If women could cope with birth so much better at home – and much the evidence seems to point this way – then I surmised it must be something to do with hormones. Studying psychology as an undergraduate hormones had meant ‘behaviour’ for me.  In fact my first brush with anything medical had been a course I’d taken in my second year entitled the Physiological Basis of Behaviour. I’d also come across mothering hormones in another module on child development.

It seemed to me that the biggest difference between the way womens’ bodies worked in labour at home or in hospital could be owed to differences in stress hormone secretion. I’d had my first baby in the 1980s and had gone to NHS midwife led antenatal classes and learnt to relax and breathe through contractions. Relaxation for labour worked, despite a very fierce induced labour.

I homed in on hormones for my reading and angled the questions in the structured interview for mothers around stress and perception of control – because stress hormones are secreted in circumstances of helplessness, hopelessness and loss of control. I also did a lot of reading trying to find out how birth worked, I thought I ought to know before writing a book on the subject. But, much to my surprise, there was practically nothing in the textbooks on how womens’ bodies work in birth, just descriptions of what happened and when.

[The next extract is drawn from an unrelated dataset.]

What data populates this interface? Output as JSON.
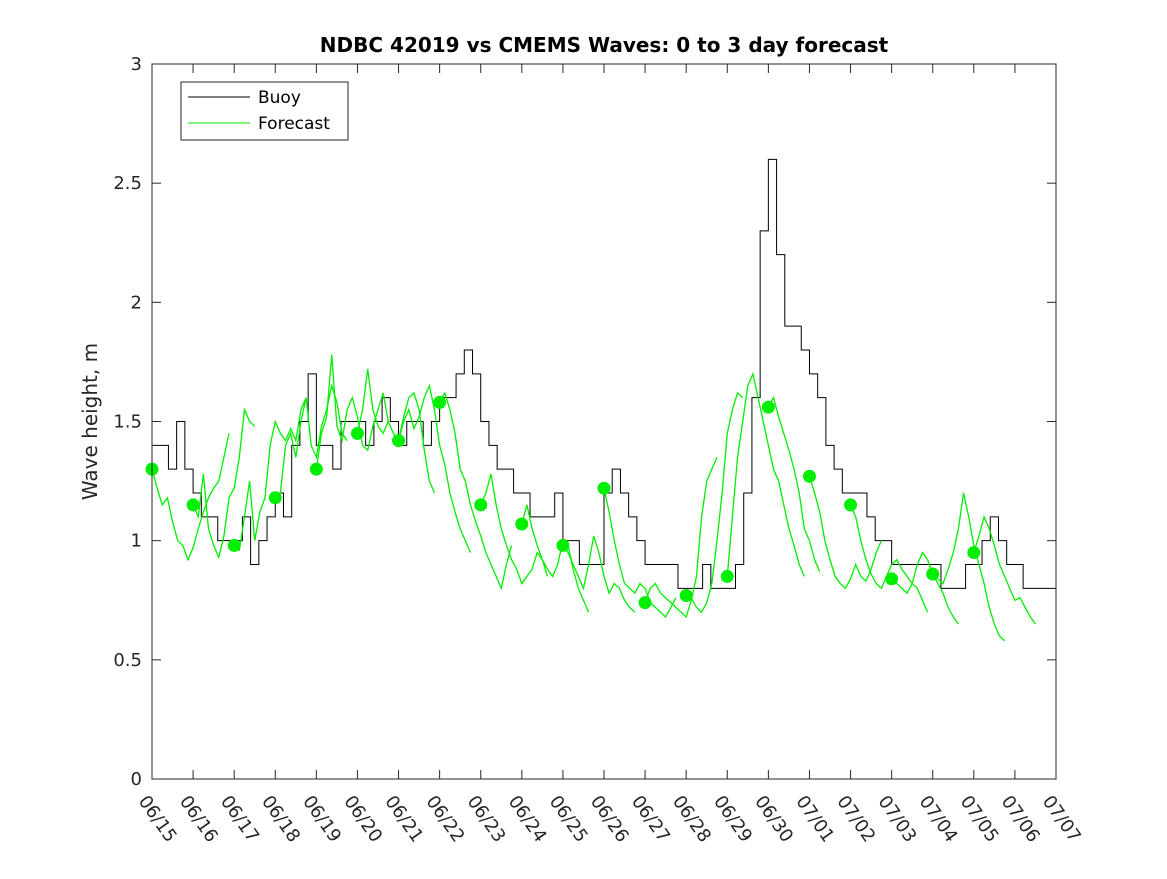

So began my long journey into a better understanding of the physiology of labour. On the way I encountered midwifery and birth politics. I edited Midwifery Matters, the magazine of the Association of Radical Midwives, for nearly 20 years, leaving to devote my time to researching more about positions for labour and birth.  Dynamic Positions in Birth was published by Pinter and Martin in 2014. And this journey eventually turned me into a furniture designer and, hopefully, a businesswoman! Time will tell.